Oh Sandy, if only you knew the Horror, you would join Plaintiff in a posthumous suicide death pact and end it all in an riotous orgy of Percocet huffing before the Toneless One Crosses Over and warps the world in his unholy Image!
CLAIM FOR RELIEF
In order to combat this massive conspiracy, Plaintiff. as the Black-Robed Arbiter of Ultimate Justice ruling Heaven, Earth and the United Federation of Interstellar Bipeds, hereby demand two standing paramilitary armies to be formed, one consisting entirely of Pirates, the other of vindictive homosexual Ninjas. The latter shall be commanded by the Alien Bounty Hunter, and draw its new recruits from the ranks of white Republican Boy Scouts. Their sole purpose shall be to protect Plaintiff – and my PILLS – from the Clown Interrogator/Acrobats. The CIA shall break their teeth up the blacks walls of my Ninja Clan!

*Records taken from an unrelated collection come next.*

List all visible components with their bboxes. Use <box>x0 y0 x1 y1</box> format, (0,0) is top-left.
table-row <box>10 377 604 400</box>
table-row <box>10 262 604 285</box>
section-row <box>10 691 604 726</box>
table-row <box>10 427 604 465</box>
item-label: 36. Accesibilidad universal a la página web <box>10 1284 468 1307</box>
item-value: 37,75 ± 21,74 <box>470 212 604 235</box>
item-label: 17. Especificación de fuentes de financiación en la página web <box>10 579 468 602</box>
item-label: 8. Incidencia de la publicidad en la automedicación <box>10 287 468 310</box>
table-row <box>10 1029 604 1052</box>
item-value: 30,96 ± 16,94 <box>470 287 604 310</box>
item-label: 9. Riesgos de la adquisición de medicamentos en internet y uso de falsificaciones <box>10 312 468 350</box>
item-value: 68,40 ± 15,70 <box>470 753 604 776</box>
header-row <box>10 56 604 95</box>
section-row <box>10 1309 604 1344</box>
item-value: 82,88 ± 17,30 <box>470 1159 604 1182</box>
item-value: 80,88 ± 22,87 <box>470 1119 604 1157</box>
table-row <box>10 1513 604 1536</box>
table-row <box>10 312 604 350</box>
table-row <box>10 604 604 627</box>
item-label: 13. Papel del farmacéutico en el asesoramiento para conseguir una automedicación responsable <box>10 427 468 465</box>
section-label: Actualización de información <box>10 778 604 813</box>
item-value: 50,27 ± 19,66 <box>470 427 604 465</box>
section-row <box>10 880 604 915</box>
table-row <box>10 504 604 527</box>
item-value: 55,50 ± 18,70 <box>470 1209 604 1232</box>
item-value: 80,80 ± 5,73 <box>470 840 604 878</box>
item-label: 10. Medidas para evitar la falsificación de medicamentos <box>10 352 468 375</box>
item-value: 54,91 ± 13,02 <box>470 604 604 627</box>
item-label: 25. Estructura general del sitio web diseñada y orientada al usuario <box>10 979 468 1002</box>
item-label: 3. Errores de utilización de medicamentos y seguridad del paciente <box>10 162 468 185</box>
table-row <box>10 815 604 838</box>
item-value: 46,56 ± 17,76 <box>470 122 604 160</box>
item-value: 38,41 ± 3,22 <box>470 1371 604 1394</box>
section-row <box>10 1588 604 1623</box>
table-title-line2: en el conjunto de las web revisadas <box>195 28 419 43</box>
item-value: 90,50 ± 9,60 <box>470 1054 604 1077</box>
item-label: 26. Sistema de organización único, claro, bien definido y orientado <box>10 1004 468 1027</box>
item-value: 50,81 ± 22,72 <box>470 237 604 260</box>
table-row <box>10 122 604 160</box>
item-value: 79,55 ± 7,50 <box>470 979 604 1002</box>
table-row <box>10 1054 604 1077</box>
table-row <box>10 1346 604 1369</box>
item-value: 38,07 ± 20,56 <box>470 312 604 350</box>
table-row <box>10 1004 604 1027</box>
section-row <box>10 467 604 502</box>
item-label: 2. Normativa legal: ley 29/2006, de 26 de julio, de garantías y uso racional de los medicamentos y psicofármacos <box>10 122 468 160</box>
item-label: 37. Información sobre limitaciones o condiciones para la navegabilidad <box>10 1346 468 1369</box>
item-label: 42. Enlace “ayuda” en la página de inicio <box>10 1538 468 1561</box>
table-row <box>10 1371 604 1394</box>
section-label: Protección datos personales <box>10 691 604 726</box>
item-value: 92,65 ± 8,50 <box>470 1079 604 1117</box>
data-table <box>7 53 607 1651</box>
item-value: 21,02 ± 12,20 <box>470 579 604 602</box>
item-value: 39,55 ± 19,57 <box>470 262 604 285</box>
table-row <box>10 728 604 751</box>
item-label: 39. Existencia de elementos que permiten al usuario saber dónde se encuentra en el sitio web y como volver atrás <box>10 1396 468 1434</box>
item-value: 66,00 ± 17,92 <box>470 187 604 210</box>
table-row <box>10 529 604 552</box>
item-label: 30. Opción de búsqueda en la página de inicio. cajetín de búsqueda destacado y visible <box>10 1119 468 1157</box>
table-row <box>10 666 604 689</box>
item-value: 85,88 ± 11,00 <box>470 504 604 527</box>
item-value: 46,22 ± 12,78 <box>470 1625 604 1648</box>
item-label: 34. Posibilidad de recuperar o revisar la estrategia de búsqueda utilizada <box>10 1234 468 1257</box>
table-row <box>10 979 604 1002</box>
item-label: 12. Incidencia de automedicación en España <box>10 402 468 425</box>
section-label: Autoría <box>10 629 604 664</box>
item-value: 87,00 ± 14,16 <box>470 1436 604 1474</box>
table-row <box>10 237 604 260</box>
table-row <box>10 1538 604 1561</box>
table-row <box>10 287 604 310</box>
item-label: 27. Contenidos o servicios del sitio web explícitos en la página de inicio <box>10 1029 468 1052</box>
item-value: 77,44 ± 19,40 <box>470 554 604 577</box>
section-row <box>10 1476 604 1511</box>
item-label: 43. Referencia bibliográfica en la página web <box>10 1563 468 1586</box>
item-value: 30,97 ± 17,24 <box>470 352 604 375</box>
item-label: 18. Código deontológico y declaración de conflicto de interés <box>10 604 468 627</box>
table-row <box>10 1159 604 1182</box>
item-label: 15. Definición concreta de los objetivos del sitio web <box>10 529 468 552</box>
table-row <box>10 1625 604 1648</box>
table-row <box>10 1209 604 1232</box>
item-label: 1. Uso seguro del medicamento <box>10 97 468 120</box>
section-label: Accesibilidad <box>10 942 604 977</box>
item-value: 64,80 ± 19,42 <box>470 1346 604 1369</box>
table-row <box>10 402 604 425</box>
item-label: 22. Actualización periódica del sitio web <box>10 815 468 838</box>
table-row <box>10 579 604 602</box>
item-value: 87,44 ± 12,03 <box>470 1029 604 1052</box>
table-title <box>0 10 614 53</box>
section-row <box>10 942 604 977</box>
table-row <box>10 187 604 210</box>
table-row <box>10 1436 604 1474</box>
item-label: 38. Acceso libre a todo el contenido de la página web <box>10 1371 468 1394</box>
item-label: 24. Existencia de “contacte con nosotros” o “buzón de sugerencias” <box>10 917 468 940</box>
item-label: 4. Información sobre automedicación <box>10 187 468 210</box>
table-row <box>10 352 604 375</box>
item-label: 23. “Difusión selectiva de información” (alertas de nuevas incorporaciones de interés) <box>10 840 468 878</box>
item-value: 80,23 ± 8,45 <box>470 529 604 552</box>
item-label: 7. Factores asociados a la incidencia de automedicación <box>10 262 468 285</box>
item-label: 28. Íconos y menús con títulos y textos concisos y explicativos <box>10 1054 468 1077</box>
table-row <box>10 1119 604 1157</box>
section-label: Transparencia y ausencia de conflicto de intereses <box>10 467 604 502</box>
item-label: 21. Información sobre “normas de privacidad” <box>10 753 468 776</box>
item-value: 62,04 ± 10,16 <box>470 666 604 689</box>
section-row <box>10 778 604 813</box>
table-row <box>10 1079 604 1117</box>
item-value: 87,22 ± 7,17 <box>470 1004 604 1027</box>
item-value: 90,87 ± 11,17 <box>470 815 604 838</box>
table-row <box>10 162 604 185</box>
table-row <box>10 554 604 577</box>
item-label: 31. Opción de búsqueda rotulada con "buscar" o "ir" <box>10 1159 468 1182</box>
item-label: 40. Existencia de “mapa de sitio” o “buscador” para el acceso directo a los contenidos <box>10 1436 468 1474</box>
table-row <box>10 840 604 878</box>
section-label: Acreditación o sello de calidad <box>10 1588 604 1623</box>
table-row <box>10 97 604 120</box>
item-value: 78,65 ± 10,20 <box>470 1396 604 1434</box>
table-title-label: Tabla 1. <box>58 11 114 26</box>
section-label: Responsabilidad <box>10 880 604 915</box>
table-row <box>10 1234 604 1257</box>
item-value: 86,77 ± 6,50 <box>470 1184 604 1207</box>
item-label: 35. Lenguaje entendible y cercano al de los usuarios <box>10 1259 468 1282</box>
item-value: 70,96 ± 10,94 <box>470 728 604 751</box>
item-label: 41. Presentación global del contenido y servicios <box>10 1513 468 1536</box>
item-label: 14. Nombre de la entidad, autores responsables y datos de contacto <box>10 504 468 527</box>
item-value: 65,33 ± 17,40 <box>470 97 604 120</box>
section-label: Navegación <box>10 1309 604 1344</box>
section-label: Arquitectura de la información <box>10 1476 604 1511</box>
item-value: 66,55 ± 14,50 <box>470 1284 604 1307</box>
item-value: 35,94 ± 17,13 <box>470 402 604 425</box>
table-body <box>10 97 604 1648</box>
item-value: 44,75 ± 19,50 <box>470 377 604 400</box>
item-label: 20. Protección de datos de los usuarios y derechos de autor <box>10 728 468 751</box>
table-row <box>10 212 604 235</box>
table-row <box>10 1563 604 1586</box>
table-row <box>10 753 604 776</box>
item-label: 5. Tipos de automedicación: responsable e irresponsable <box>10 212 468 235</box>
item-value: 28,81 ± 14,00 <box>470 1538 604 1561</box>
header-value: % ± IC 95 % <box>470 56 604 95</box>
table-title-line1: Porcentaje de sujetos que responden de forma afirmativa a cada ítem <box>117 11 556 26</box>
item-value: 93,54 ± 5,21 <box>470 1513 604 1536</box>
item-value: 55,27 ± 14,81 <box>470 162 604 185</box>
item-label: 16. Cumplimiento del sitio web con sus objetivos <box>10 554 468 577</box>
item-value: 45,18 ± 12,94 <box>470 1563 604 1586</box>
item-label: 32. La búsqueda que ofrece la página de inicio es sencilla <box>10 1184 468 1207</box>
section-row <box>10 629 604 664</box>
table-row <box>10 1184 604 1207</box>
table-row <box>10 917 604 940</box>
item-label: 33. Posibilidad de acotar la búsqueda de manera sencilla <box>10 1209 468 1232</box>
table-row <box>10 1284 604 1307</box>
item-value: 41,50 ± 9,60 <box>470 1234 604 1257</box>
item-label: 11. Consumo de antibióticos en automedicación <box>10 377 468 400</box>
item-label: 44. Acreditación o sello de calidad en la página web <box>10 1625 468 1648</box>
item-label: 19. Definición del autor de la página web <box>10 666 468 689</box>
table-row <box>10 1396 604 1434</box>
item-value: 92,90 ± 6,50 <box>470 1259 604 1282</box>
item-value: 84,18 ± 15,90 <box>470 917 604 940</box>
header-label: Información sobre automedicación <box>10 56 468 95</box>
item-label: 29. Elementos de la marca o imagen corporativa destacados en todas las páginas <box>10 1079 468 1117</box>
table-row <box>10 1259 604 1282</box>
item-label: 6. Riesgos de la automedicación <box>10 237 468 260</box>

The Pirates shall be led by whosever can do give the best "Arrrgh, matey! Ho ho ho and a bottle of rum!" impression. They shall be housed in a secret base underneath the eponymous ride at our Orlando installation, and sally forth to harass all copyright infringers and interracial couples.
I am the Alpha and the Omega, worship me you worms. Posse comitatus, in vino veritas, les mondes engloutis, IA! IA! Flagthn Chthulu!